6. Geo-Defense Swarm

I never thought I'd be sitting around singing the praises of the iPhone on this list. The hardware was just too limited — no buttons, no sticks, no tactile feedback. But hordes of developers have proved me totally wrong: this thing can game. Exhibit A out of dozens of quality iPhone games this year: Geo-Defense Swarm, a rich, fast-paced, visually stunning take on the tower-defense genre. Tricked out with neon-glowing candy colors that show off the iPhone's ridiculously overpowered display, Swarm is a little masterpiece of interface design, balanced game play and clever level design.

7. Scribblenauts

Maybe the developers of Scribblenauts were bored with existing puzzle games, but something inspired them to think outside the box.
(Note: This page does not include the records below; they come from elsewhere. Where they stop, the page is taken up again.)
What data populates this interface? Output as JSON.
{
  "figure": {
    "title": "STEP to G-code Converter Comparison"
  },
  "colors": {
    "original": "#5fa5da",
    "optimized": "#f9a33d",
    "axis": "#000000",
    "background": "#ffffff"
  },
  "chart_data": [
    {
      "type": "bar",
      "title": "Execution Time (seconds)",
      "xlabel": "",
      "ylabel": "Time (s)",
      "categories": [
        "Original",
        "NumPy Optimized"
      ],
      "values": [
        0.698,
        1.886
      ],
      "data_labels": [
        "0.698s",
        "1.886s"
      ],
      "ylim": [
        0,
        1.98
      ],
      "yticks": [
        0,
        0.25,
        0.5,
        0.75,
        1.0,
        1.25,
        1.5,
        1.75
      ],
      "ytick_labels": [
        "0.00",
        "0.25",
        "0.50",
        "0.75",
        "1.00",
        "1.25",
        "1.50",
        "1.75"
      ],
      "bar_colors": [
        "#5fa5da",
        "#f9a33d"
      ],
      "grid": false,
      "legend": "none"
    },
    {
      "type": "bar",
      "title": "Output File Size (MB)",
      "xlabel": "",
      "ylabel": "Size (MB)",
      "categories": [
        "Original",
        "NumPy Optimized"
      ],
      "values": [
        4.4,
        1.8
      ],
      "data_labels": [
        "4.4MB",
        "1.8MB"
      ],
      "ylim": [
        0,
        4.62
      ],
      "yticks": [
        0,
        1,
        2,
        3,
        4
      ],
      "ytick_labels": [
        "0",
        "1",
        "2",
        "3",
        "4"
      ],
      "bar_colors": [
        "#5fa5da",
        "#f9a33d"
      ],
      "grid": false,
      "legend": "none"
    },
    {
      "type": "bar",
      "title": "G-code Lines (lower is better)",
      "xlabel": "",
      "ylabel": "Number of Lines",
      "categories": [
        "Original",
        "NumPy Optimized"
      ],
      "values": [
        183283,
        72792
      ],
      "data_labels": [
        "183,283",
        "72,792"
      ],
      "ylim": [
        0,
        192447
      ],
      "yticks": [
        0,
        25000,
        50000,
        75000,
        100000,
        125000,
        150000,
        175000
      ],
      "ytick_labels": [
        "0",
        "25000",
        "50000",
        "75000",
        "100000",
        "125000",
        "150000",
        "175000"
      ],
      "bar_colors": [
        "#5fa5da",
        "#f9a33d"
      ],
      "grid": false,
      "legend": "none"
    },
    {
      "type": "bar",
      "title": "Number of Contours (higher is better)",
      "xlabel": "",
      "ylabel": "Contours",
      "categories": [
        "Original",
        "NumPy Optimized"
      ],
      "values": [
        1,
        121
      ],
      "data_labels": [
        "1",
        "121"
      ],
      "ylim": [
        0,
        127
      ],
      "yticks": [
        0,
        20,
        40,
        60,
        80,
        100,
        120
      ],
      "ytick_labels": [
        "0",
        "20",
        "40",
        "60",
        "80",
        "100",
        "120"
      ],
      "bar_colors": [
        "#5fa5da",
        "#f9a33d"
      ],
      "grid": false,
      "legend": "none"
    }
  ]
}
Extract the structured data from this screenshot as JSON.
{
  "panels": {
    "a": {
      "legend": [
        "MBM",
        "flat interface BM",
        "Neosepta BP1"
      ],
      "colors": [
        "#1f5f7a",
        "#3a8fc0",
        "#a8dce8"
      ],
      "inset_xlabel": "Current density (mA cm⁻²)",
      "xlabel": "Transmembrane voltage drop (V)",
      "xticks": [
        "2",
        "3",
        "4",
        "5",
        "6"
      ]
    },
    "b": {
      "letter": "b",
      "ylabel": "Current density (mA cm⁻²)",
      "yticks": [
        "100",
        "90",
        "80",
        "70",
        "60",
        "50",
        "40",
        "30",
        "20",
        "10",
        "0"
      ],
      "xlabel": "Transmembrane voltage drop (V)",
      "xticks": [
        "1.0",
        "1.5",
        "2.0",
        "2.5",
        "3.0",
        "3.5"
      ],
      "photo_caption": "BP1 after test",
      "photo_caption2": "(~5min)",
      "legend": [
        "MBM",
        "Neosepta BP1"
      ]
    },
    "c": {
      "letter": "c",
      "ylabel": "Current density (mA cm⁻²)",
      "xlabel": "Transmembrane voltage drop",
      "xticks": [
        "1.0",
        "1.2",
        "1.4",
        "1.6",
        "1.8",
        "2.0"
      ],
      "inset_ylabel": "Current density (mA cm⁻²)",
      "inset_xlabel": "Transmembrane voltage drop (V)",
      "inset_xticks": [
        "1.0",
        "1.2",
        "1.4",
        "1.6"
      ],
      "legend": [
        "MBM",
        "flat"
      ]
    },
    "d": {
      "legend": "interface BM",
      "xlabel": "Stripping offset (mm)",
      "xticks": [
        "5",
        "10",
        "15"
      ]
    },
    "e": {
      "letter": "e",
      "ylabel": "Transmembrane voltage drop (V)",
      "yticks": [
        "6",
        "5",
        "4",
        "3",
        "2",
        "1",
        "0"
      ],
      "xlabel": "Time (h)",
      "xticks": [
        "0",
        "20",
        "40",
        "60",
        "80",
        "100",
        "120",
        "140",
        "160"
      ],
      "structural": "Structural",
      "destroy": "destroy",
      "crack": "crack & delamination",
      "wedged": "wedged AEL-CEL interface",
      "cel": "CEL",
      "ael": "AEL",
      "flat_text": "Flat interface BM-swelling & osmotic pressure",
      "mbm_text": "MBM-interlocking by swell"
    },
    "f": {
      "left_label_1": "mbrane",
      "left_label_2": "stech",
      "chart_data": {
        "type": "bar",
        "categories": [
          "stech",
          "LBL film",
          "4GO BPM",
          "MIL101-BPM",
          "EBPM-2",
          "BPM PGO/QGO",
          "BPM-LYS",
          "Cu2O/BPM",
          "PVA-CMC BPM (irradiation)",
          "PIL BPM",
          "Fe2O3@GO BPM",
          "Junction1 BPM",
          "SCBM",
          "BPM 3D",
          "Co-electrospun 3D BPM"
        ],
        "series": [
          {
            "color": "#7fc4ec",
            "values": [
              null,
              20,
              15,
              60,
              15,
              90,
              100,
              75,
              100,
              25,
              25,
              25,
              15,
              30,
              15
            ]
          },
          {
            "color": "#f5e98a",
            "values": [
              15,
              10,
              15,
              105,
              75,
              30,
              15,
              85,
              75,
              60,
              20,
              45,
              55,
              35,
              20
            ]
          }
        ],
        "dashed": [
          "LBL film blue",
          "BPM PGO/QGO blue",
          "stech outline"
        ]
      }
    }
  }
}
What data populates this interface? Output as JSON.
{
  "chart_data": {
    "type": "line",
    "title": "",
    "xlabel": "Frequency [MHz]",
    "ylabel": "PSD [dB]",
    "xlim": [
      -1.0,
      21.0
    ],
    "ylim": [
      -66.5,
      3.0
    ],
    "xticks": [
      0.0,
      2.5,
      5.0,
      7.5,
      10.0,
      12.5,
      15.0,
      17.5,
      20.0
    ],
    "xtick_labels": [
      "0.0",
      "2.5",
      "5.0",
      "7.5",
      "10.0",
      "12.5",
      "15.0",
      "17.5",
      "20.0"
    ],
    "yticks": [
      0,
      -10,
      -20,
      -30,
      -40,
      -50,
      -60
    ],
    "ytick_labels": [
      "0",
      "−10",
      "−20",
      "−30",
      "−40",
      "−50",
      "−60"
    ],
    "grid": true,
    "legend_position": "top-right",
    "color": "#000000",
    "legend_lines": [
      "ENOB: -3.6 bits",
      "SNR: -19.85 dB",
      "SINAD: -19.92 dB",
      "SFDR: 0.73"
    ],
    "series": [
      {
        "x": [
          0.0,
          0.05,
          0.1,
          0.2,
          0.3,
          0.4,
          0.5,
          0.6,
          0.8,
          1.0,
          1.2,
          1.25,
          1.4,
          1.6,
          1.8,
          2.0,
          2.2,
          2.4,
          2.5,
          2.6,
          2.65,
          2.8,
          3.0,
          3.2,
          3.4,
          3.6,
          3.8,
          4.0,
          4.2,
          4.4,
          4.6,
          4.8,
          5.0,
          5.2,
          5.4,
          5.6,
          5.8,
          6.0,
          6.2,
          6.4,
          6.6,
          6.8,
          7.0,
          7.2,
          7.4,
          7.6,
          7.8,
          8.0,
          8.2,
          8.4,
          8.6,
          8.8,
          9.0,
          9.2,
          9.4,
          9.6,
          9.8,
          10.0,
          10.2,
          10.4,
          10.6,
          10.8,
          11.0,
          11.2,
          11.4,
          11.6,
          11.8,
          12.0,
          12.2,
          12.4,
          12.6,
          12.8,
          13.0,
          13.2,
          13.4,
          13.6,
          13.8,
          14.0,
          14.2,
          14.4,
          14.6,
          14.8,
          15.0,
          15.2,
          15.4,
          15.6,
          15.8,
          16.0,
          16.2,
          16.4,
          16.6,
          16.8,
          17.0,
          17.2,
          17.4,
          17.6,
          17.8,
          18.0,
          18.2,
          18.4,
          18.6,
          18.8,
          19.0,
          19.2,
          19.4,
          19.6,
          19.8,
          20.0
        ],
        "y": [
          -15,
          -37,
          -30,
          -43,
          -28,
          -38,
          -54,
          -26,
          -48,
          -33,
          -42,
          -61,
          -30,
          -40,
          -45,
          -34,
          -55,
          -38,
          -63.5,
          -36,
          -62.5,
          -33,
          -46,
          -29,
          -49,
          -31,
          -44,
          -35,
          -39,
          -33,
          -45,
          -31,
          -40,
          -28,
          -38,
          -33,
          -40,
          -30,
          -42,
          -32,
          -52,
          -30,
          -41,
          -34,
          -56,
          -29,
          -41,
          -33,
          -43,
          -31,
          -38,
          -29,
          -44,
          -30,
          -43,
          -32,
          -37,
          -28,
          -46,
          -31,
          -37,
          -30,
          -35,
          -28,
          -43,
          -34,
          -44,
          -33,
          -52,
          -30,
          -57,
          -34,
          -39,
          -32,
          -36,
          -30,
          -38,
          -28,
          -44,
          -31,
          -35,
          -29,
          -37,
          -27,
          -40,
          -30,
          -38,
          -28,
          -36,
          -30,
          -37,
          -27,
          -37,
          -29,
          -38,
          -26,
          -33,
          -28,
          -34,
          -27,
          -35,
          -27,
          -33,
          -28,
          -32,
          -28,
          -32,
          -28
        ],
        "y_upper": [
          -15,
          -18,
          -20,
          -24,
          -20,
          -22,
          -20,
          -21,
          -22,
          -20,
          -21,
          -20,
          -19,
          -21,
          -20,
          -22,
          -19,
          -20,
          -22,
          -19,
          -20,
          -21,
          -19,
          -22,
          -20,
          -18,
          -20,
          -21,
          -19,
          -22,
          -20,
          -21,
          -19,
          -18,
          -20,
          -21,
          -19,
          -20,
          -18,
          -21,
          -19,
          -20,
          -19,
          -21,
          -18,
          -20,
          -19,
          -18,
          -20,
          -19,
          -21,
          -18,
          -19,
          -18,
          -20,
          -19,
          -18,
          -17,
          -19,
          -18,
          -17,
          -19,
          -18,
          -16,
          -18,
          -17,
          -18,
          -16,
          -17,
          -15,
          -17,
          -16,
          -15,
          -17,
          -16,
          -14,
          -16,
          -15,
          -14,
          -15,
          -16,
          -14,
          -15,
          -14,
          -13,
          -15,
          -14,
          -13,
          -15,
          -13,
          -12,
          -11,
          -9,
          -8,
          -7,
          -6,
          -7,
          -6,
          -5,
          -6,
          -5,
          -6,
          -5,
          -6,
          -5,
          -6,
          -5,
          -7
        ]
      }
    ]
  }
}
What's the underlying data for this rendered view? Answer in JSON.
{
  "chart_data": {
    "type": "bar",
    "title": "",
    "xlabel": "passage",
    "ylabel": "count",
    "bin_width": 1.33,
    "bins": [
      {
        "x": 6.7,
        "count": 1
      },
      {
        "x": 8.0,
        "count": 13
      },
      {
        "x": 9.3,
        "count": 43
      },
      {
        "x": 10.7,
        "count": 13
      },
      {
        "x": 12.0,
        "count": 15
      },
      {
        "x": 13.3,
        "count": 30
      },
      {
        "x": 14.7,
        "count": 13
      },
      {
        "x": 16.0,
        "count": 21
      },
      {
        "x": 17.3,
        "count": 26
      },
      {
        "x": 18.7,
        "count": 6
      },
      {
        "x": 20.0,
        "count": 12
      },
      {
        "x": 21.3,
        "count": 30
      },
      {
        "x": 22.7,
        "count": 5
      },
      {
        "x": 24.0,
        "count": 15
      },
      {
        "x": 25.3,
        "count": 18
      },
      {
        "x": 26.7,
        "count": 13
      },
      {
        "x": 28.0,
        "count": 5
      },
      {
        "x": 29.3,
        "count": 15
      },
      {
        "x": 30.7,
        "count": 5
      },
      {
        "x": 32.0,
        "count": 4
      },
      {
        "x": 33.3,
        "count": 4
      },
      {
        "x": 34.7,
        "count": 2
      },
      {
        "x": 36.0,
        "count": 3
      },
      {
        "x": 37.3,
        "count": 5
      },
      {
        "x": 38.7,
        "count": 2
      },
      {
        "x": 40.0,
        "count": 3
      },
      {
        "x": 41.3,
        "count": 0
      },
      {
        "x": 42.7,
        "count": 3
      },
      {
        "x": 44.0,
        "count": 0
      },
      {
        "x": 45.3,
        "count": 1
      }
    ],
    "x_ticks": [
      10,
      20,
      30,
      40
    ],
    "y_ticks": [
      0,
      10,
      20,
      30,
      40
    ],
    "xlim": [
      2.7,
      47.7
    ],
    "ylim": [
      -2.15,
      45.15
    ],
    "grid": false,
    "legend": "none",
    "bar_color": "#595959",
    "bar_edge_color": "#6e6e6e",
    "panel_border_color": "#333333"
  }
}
In fact, that's also what they want players to do. You're presented with one objective at every level of play, with different parameters and limitations. Your quest is to capture the Starite, and you're allowed to bring in help. Think a stapler or a dinosaur or a wizard can assist you in your quest? Simply type in the name of your chosen ally, and, poof!, it appears. As your vocabulary grows, so does your potential army of allies.

8. Halo 3: ODST

Just when it was starting to look like the Halo franchise was played out, Bungie took it for a sharp turn, down an alleyway and directly into the shadows. You no longer play the superpowered Master Chief; instead, you play, serially, the members of a squad of comparatively vulnerable Orbital Drop Shock Troopers. The squad is lost and scattered through the ruins of New Mombasa, on a secret mission the point of which its members are only gradually figuring out. It's a dark, slow, jazzy, hard-boiled take on the Halo world — think Master Chief as Philip Marlowe.

9. Assassin's Creed 2

Most sequels are creative flops, just cheap makeovers of the originals. Not Assassin's Creed 2, a follow-up to the 2007 smash hit. This is a smarter, more polished version, with a visually stunning backdrop — Renaissance Italy. While the game looks beautiful, game play has been refined and tweaked for the ultimate open-world RPG experience. There's even more assassinating, jumping from rooftop to rooftop and history lessons, with an emphasis on Renaissance art. Leonardo would be proud — except for those cheesy Italian voice-overs.

10. Uncharted 2

Some mornings you wake up in bed. Some mornings you wake up trapped in a wrecked train car that's hanging off a cliff. That's life when you're Nathan Drake, artifact hunter. The charming, roguish Drake is after the secret of Marco Polo's lost fleet, and it's going to take a lot of fisticuffs and gunplay and problem-solving to find it. The hunt takes you through an unbelievable sequence of epic settings, one after another, each one topping the one before it: jungle ruins, mountaintops, Tibetan cities. As if that weren't enough, the writing and voice acting are way above par for a video game. Seriously. Anybody who was disappointed by the last Indiana Jones movie — meaning everybody — should try Uncharted 2 instead.